Ook op de stelling dat professionals voldoende mandaat hebben om besluiten te nemen en mee terug te nemen naar de eigen organisatie wordt kritisch gereageerd. Het ZVH ZHZ herkent dit als een knelpunt. De complexiteit en urgentie van casuïstiek vraagt soms om alternatieve oplossingen en het oprekken of overschrijden van de reguliere protocollen. Het mandaat tot besluitvorming hiertoe ligt niet altijd bij de afgevaardigden van de organisaties. Gebrek aan mandaat kan ertoe leiden dat de aanpak onvoldoende effectief is en daarmee de noodzakelijke doorbraak uitblijft. Dit punt hangt nauw samen met de wens van ketenpartners om het 'out of the box' handelen meer te stimuleren. Een 'out of the box' plan vraagt tijd om tot creatieve ideeën te komen als ook mandaat om deze ideeën uit te voeren. Bij het ontbreken van tijd en mandaat zien we dat we in het werkproces automatisch teruggevallen op de bekende richtlijnen en protocollen.

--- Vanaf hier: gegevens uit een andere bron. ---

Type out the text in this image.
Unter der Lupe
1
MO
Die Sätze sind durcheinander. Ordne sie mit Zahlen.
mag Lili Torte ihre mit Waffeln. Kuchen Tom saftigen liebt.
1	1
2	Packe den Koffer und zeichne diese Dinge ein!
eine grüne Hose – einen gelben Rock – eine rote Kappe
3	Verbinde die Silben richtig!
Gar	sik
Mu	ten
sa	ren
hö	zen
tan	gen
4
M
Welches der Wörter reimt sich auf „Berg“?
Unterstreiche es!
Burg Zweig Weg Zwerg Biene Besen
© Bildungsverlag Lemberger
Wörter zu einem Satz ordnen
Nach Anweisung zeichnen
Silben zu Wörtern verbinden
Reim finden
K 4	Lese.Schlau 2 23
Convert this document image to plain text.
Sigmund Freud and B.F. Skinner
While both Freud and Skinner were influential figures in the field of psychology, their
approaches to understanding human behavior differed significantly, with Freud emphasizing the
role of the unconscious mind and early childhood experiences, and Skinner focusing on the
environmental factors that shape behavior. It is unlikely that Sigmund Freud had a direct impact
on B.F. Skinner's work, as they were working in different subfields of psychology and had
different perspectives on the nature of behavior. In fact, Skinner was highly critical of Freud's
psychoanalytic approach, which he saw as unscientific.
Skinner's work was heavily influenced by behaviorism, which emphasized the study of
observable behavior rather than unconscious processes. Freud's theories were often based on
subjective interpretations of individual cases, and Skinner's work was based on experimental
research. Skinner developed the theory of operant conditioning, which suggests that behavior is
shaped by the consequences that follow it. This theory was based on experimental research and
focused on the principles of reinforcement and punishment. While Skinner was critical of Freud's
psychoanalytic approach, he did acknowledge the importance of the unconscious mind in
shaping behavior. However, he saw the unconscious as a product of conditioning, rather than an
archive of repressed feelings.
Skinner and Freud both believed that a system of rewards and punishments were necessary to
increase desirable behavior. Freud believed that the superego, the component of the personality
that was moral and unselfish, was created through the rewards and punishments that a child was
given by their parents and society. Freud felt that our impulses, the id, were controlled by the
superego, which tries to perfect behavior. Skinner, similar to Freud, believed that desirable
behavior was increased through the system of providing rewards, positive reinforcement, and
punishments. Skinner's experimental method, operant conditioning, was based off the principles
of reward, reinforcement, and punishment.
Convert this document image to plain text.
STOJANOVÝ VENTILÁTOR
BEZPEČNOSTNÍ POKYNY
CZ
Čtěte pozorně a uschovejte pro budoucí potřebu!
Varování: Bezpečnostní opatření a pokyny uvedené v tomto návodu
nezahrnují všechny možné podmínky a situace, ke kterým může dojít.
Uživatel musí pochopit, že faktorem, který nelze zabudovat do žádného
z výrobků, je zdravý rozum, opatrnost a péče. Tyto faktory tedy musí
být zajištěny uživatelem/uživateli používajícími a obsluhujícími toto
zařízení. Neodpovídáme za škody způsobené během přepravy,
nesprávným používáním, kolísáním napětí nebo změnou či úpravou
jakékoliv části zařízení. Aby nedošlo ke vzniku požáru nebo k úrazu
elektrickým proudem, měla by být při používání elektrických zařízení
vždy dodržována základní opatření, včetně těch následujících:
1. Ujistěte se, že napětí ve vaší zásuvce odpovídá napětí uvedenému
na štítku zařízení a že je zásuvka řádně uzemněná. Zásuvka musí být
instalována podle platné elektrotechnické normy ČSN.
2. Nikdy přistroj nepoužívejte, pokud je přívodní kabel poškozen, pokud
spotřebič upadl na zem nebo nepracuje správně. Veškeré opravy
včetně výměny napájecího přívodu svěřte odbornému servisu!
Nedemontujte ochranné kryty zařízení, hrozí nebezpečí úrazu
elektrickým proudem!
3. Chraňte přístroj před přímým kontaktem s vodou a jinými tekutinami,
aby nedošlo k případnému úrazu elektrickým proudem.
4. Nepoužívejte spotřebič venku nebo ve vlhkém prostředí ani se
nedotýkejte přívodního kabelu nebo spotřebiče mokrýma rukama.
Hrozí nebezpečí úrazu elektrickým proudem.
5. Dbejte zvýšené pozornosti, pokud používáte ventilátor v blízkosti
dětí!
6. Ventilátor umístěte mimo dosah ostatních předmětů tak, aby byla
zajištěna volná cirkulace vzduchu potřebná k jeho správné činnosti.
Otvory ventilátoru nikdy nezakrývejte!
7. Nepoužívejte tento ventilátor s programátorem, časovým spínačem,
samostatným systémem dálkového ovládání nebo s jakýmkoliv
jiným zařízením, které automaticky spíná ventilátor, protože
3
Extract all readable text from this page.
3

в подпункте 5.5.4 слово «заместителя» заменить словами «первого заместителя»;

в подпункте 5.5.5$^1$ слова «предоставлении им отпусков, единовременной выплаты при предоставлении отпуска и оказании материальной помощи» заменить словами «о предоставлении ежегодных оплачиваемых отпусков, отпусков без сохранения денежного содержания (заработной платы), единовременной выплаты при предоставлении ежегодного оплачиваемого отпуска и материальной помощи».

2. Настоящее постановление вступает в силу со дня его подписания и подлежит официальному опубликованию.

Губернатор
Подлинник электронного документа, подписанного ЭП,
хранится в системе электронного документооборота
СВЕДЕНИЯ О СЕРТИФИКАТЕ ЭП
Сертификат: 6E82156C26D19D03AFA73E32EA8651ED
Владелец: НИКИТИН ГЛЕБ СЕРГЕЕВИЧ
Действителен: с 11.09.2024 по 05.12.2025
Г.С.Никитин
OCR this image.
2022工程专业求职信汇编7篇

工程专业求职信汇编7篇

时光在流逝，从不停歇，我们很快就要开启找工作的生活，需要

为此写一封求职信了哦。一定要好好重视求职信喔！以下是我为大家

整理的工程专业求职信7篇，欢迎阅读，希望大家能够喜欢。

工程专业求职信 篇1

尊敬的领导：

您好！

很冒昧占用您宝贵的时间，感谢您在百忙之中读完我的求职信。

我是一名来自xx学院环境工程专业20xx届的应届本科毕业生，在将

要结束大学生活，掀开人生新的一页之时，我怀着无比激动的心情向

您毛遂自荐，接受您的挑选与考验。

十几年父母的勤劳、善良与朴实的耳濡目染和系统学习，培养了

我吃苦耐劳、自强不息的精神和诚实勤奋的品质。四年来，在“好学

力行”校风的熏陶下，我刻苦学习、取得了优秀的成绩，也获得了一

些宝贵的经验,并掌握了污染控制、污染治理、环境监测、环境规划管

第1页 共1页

Met de uitkomsten van deze evaluatie gaan we in 2022 in de netwerksamenwerking verder aan de slag.
In twee bestuurlijke (gemeentelijke) bijeenkomsten zijn de Landelijke agenda zorg en veiligheid – Perspectief 2025 en de Bestuurlijke netwerkkaart ZHZ besproken. Naar aanleiding hiervan hebben de gemeenten in de regio Zuid-Holland Zuid eind 2021 besloten tot een gezamenlijke regionale visie op Zorg en Veiligheid te willen komen. Bij deze ambitie zullen ook het ZVH ZHZ en haar kernpartners nadrukkelijk worden betrokken.
De casus overleggen binnen het Zorg- en Veiligheidshuis ZHZ zijn onderverdeeld in vier tafels:
Van januari 2021 tot en met december 2021 hebben er totaal 561 casus overleggen plaatsgevonden . Figuur 1 toont de hoeveelheid overleggen dat per tafel is gevoerd. De huiselijk geweld tafel is met 215 casus overleggen (39%) de drukste tafel binnen het ZVH ZHZ.
Figuur 1. Totaal aantal casus overleggen januari 2021 t/m december 2021
De gemiddelde tijd die wordt besteed aan een overleg varieert per tafel. Een overleg op de Huiselijk Geweld tafel duurt gemiddeld 30 minuten, een overleg op de Volwassen Complex tafel 28 minuten, het Risico Overleg Jeugd 24 minuten en het HIT overleg 6 minuten. Figuur 2 geeft de totale overlegtijd (aantal overleggen maal de gemiddelde tijd van een overleg) van januari 2021 tot en met december 2021 per tafel weer.
Figuur 2: Tijd besteed aan casus overleggen in minuten van januari 2021 t/m december 2021
Naast dat het grootste aantal overleggen plaats heeft gevonden op de Huiselijk Geweld tafel, duren deze overleggen gemiddeld ook langer dan bij de overige tafels. 45% van de totale tijd die is besteed aan het voeren van casus overleggen, vond dan ook plaats op de Huiselijk Geweld tafel. De HIT overleggen kosten relatief weinig tijd, waardoor deze tafel slechts 2% van de totale overlegtijd inneemt.